Garatuja.
 
          Quando criança brincávamos de desenhar sobre uma garatuja, sem alterar seus traços, e o desenho mais criativo ganhava.
          Cada um fazia uma garatuja e passava para o próximo , que após virar e revirar a folha procurando o melhor ângulo, deixava que os olhos buscassem um animal, um brinquedo, um objeto...sem perder a garatuja, que deveria ser respeitada.
          Esses jogos infantis aprendi com a minha mãe, assim como tantos outros, ela era de um tempo sem brinquedos, onde a criatividade era desenvolvida ao extremo entre as crianças da pós guerra. Ela sabia desenhar um pouco, o suficiente para sabermos destinguir um pato de uma galinha, por exemplo, por detalhes , como o bico , e o gato de um cachorro, pelos bigodes .
          Desenhar de olhos fechados também era motivo para boas gargalhadas, pois enquanto o amigo desenhava nessas condições a gente ia narrando o caminho do lápis, do tipo ; " Pô você está colocando a tromba do lado do rabo...", o que o fazia desconcentrar , deixando a situação ainda pior.
          Foi com a minha mãe que aprendi a fazer dentadura de casca de laranja, e uma vez no refeitório da Ford, enquanto os colegas conversavam, eu recortei os dentes e de repente comecei a falar  já com eles na boca, com a parte laranja pra dentro,  cairam na risada, e como sou muito sossegado, continuei na brincadeira por um par de minutos como se fosse a coisa mais normal, o sufiente para notar muitas outras mesas também rindo da empreitada. Sou do tipo que conta piada sério, tenho bom controle.
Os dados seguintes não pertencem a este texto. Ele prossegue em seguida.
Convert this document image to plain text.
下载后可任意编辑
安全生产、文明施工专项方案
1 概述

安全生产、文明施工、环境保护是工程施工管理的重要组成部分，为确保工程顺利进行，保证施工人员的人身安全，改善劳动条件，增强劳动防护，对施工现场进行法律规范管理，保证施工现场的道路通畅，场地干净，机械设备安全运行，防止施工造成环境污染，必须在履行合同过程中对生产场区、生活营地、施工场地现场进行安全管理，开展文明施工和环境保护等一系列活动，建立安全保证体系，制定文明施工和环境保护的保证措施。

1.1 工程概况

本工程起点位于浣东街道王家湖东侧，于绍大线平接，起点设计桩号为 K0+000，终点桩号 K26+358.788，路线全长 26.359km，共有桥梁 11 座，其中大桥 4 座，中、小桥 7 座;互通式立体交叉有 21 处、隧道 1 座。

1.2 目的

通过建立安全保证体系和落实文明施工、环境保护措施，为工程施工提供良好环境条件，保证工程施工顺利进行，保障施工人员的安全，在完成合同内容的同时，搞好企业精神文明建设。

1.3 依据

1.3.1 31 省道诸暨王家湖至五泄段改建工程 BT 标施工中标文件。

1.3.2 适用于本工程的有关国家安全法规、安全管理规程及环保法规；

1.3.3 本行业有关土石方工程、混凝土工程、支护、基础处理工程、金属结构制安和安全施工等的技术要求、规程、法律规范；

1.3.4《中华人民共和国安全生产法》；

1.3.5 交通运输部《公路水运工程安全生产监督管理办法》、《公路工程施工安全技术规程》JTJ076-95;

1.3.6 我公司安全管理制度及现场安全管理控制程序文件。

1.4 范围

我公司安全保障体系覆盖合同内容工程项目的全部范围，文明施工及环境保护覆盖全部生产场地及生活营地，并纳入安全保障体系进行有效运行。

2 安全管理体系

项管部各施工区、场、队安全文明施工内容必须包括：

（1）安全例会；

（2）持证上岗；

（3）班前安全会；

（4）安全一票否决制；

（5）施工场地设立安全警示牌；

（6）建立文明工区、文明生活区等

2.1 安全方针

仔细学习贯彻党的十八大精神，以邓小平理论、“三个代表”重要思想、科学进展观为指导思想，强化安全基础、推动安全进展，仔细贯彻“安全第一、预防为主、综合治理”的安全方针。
         Com a canetinha hidrocor desenhava os ovos da geladeira, cada um com uma cara diferente, tinha um que ganhava até um bigodinho do Hitler, e meu pai detestava que fizesse isso, dizia que não se brinca com os alimentos, mas eu era só um garoto que tinha tentação por canetas e desenhos, à ponto de pegar a lista da feira e desenhar cada verdurinha ou legume na frente do nome, o que deixava meu pai ainda mais bravo. 
          Meus filhos sempre acharam divertido, e faço até hoje, recortar a fatia de bolo com modelos de casinhas, com porta , janela e telhado e é uma coisa meio que automática, o desenho sempre me acompanhou, 
          Desenhei muitas coisas, e os colegas de trabalho viviam me pedindo caricaturas e desenhos mil, sobre o nosso cotidiano, as coisas engraçadas que aconteciam, porém sem denegrir a imagem de ninguém, pura diversão.
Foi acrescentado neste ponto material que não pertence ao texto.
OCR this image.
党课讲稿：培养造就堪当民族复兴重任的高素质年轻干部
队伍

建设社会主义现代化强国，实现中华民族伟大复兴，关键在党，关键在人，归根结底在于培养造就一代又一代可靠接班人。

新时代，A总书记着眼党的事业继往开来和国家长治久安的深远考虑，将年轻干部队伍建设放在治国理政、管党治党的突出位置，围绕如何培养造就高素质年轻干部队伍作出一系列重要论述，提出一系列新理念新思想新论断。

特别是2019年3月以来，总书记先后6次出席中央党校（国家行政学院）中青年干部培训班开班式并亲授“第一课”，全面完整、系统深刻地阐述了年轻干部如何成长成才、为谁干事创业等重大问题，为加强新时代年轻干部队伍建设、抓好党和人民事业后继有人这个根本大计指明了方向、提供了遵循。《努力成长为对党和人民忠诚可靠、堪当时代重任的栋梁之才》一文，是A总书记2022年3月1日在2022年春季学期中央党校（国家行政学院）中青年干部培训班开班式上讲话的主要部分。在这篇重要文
          O meu pai não desenhava nada, nem um pato com o número dois de modelo, os seus desenhos eram mais abstratos que os de Picasso, já o meu irmão desenha bem, e também tem arte para o traçado.
          Quando fiz o curso de desenho mecânico consegui tirar excelentes notas, desenvolvi   um traço firme desde a infância, às vezes penso que é dom pois desenho  rápido , a imagem nasce na mente . 
          Uma vez fiz a caricatura de um homem que conversava com o meu chefe ,e quando ele me chamou pedindo um documento, me levantei e entre as folhas coloquei o tal desenho ( eu era bem jovem , tinha só vinte anos), e quando ele manuseou os papeis, se deparou com a caricatura do sujeito, e ficou como um pimentão, rsrss... teve vontade de me trucidar, mas depois também riu do episódio.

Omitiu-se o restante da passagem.